Von Birgit Raddatz, Berlin
Während der türkische Präsident mit Bundespräsident Steinmeier speist, protestieren tausende Demonstranten draußen gegen den Besuch. Menschenrechtsverletzungen, Krieg, Verfolgung: Die Liste der Anschuldigungen ist lang.
Ezgi steht nahe des Demonstrationswagens auf dem Potsdamer Platz. Nicht ein einziges Mal während der etwa einstündigen Kundgebung lässt die Frau mit den langen braunen Locken ihr Schild sinken. Zu wichtig ist der 20-jährigen Kurdin der Protest gegen den türkischen Staatspräsidenten Recep Tayyip Erdogan.
Ein Teil ihrer Familie lebe nach wie vor in der Türkei, sagt die Lehramtsstudentin. "Ich habe sie erst einmal in meinem Leben besucht, ich reise nicht in ein Land, in dem ein Diktator regiert." Der Staatsbesuch in Deutschland macht sie wütend. Wie die meisten Kurden fordert die gebürtige Hamburgerin, dass Erdogan inhaftierte Journalisten und kurdische Widerstandskämpfer freilässt - und dass er für Verletzungen der Menschenrechte angeklagt wird.

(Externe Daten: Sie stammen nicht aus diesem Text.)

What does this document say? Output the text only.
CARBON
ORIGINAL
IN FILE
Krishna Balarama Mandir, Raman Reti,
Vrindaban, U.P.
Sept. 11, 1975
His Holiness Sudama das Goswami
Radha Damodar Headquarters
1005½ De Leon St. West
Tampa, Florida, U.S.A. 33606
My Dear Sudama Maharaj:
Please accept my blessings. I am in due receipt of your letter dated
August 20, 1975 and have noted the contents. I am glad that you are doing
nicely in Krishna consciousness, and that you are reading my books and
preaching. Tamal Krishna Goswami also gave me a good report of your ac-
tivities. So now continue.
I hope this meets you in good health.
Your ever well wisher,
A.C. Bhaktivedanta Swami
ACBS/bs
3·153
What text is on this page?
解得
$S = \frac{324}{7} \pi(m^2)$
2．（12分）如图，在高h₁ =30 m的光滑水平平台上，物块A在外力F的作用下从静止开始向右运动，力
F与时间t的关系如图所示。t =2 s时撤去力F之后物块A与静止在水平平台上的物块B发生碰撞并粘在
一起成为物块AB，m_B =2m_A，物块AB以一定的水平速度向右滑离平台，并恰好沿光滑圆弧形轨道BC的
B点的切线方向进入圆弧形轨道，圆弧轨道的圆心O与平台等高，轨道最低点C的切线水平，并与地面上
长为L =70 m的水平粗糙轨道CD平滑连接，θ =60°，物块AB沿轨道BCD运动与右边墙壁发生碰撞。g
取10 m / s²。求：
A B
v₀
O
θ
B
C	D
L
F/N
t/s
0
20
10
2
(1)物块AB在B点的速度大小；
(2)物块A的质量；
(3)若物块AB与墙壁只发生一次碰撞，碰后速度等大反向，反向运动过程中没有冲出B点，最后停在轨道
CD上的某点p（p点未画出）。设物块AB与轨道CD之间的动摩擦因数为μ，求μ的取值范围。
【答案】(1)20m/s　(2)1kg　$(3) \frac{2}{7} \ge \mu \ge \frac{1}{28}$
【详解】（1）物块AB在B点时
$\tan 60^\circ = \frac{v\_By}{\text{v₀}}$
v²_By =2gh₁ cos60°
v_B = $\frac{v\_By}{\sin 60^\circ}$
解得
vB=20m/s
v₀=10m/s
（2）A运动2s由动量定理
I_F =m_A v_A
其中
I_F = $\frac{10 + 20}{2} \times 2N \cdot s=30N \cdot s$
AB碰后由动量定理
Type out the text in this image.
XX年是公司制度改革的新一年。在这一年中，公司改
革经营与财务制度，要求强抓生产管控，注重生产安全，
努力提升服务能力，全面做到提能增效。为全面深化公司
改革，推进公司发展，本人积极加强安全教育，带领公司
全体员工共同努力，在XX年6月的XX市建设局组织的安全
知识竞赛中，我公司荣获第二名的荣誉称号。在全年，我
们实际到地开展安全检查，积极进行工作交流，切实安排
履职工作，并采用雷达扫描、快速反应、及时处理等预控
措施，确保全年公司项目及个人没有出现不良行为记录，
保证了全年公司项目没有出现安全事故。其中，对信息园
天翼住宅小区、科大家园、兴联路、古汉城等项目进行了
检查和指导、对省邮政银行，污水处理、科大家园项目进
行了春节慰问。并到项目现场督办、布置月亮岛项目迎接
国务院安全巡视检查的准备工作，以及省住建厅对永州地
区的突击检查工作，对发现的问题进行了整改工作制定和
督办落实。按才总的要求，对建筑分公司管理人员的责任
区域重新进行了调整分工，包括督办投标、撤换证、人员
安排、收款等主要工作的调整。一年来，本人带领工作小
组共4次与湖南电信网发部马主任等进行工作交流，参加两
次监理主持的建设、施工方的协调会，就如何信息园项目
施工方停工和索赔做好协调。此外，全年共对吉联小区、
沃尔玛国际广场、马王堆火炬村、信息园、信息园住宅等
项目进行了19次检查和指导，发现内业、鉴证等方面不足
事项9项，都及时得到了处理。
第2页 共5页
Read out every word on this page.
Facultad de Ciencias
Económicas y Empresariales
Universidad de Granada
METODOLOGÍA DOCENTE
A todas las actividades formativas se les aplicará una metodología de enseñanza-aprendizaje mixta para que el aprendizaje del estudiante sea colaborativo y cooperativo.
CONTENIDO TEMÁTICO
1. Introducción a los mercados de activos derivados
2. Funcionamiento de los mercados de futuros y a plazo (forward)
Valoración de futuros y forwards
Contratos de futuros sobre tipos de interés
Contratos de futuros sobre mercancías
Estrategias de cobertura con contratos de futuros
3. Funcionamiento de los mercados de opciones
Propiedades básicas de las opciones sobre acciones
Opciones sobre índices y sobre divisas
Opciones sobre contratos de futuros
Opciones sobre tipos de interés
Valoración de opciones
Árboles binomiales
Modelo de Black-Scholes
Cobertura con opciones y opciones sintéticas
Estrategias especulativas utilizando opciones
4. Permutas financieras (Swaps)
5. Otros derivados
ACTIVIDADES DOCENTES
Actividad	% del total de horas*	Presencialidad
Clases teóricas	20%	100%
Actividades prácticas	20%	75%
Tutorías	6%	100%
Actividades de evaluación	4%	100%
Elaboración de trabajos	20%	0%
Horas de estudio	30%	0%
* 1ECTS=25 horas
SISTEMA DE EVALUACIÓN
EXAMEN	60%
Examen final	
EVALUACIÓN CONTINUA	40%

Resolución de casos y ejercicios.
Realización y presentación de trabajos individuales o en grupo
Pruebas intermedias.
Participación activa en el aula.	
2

Etwa 1500 Menschen waren zunächst zur "Erdogan not Welcome"-Kundgebung auf den Potsdamer Platz gekommen. Angemeldet waren etwa zehn Mal so viele. Beim späteren Demonstrationszug werden es dann noch knapp 5000. Das Publikum könnte unterschiedlicher nicht sein: Berliner Hipster mit Karohemden und Dr.-Martens-Schuhen stehen neben kurdischen und türkischen älteren Herren, die kaum Deutsch verstehen. Fahnen der Marxistisch-Leninistischen Partei Deutschlands sowie der türkischen HDP werden geschwenkt, dazwischen Vertreter der Antifa und des linken Spektrums. Auf sie hat die Polizei ein besonderes Auge. Beamte in Zivil machen sich Notizen zu offenbar demonstrationsbekannten Linken. Einer der Veranstalter erinnert daran, dass Symbole und Fahnen der kurdischen Partei PKK verboten sind. Die Menge buht.
"Ein Arbeitsbesuch hätte doch wohl genügt", findet Karin. Auch sie ist wütend. Auf ihrem Schild steht "Ehre, wem Ehre gebührt". Erdogan gebühre diese Ehre nicht, so viel steht für die 75-Jährige fest. "Er stiehlt seinem eigenen Volk die Demokratie, eigentlich wollte ich 'Mörder' auf das Plakat schreiben." Protest findet sie wichtig, aber nicht um jeden Preis. Deshalb habe sie sich diese Demo ganz bewusst ausgesucht. "Neben Leuten von der AfD möchte ich nicht demonstrieren."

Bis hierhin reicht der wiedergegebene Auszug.